Deveria haver solidariedade entre os países para melhor combater o vírus. Contudo, estamos assistindo a jogos de empurra, com acusações raciais e xenófobas, ameaçando a China, interrompendo fundos para a Organização Mundial da Saúde (OMS), maiores sanções contra o Irã e a Venezuela, competição por equipamentos médicos etc. Patrick Cockburn disse que esse é o declínio da hegemonia dos Estados Unidos. Você concordaria?
A maior parte disso está relacionada ao lado repulsivo do governo Trump e à sua forma extraordinariamente cruel de imperialismo. Mas há mais, e isso é bastante revelador. Considere a União Europeia — atenção ao termo União. O país mais rico e poderoso do grupo é a Alemanha, que está lidando razoavelmente bem com a crise. Não muito distante, ao sul, existe um país que sofre de maneira severa com a pandemia: a Itália.
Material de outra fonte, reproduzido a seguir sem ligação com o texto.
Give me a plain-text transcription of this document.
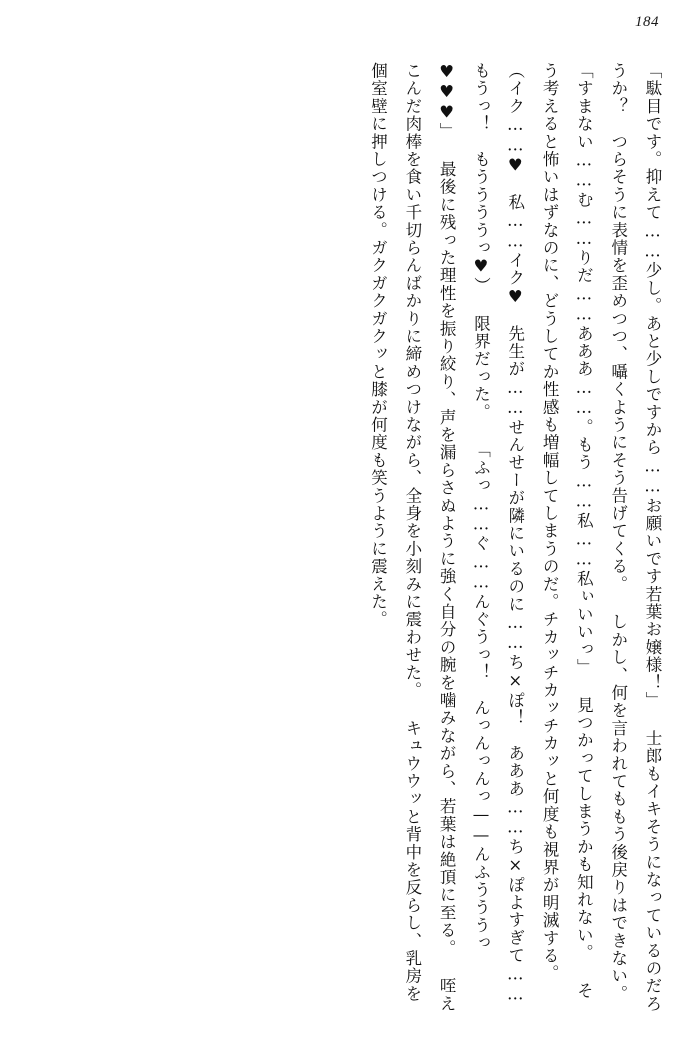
184
「駄目です。抑えて……少し。あと少しですから……お願いです若葉お嬢様！」 士郎もイキそうになっているのだろうか？　つらそうに表情を歪めつつ、囁くようにそう告げてくる。 しかし、何を言われてももう後戻りはできない。 「すまない……む……りだ……あああ……。もう……私……私ぃいいっ」 見つかってしまうかも知れない。 そう考えると怖いはずなのに、どうしてか性感も増幅してしまうのだ。チカッチカッチカッと何度も視界が明滅する。 （イク……♥　私……イク♥　先生が……せんせーが隣にいるのに……ち×ぽ！　あああ……ち×ぽよすぎて……もうっ！　もううううっ♥） 限界だった。 「ふっ……ぐ……んぐうっ！　んっんっんっ——んふうううっ♥♥♥」 最後に残った理性を振り絞り、声を漏らさぬように強く自分の腕を噛みながら、若葉は絶頂に至る。 咥えこんだ肉棒を食い千切らんばかりに締めつけながら、全身を小刻みに震わせた。 キュウウッと背中を反らし、乳房を個室壁に押しつける。ガクガクガクッと膝が何度も笑うように震えた。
A Alemanha está fornecendo serviços de saúde para a Itália? Não tanto quanto se diz.
Felizmente, a Itália está recebendo ajuda substancial de Cuba. Isso é bastante ilustrativo a respeito do verdadeiro internacionalismo, e não é inédito. As circunstâncias ilustram o tipo de internacionalismo que é desesperadamente necessário — e o tipo de egoísmo que pode nos destruir a todos.
Trump, sem dúvida, está causando sérios danos aos Estados Unidos, mas eu suspeito que mesmo ele não deve ser capaz de causar danos sérios à hegemonia estadunidense. O poder dos Estados Unidos continua sendo esmagador. No domínio militar, vai além de qualquer comparação. Os Estados Unidos são o único país que pode impor sanções severas — sanções a terceiros às quais outros obedecem, não importa o quanto se oponha a elas.
Quando os Estados Unidos divulgam seu “acordo do século” para Israel e a Palestina, tornam-se a estrutura à qual os outros se adaptam. Se outro país tivesse lançado [tal acordo], a reação seria ridícula — se é que alguém iria notá-la.
As multinacionais estadunidenses controlam metade da riqueza do mundo e ficam em primeiro ou às vezes em segundo lugar em praticamente todas as categorias econômicas. Outros desgostam cada vez mais dos Estados Unidos, ou coisa pior. Mas eles temem isso, com razão. Não há competidor sério no cenário mundial.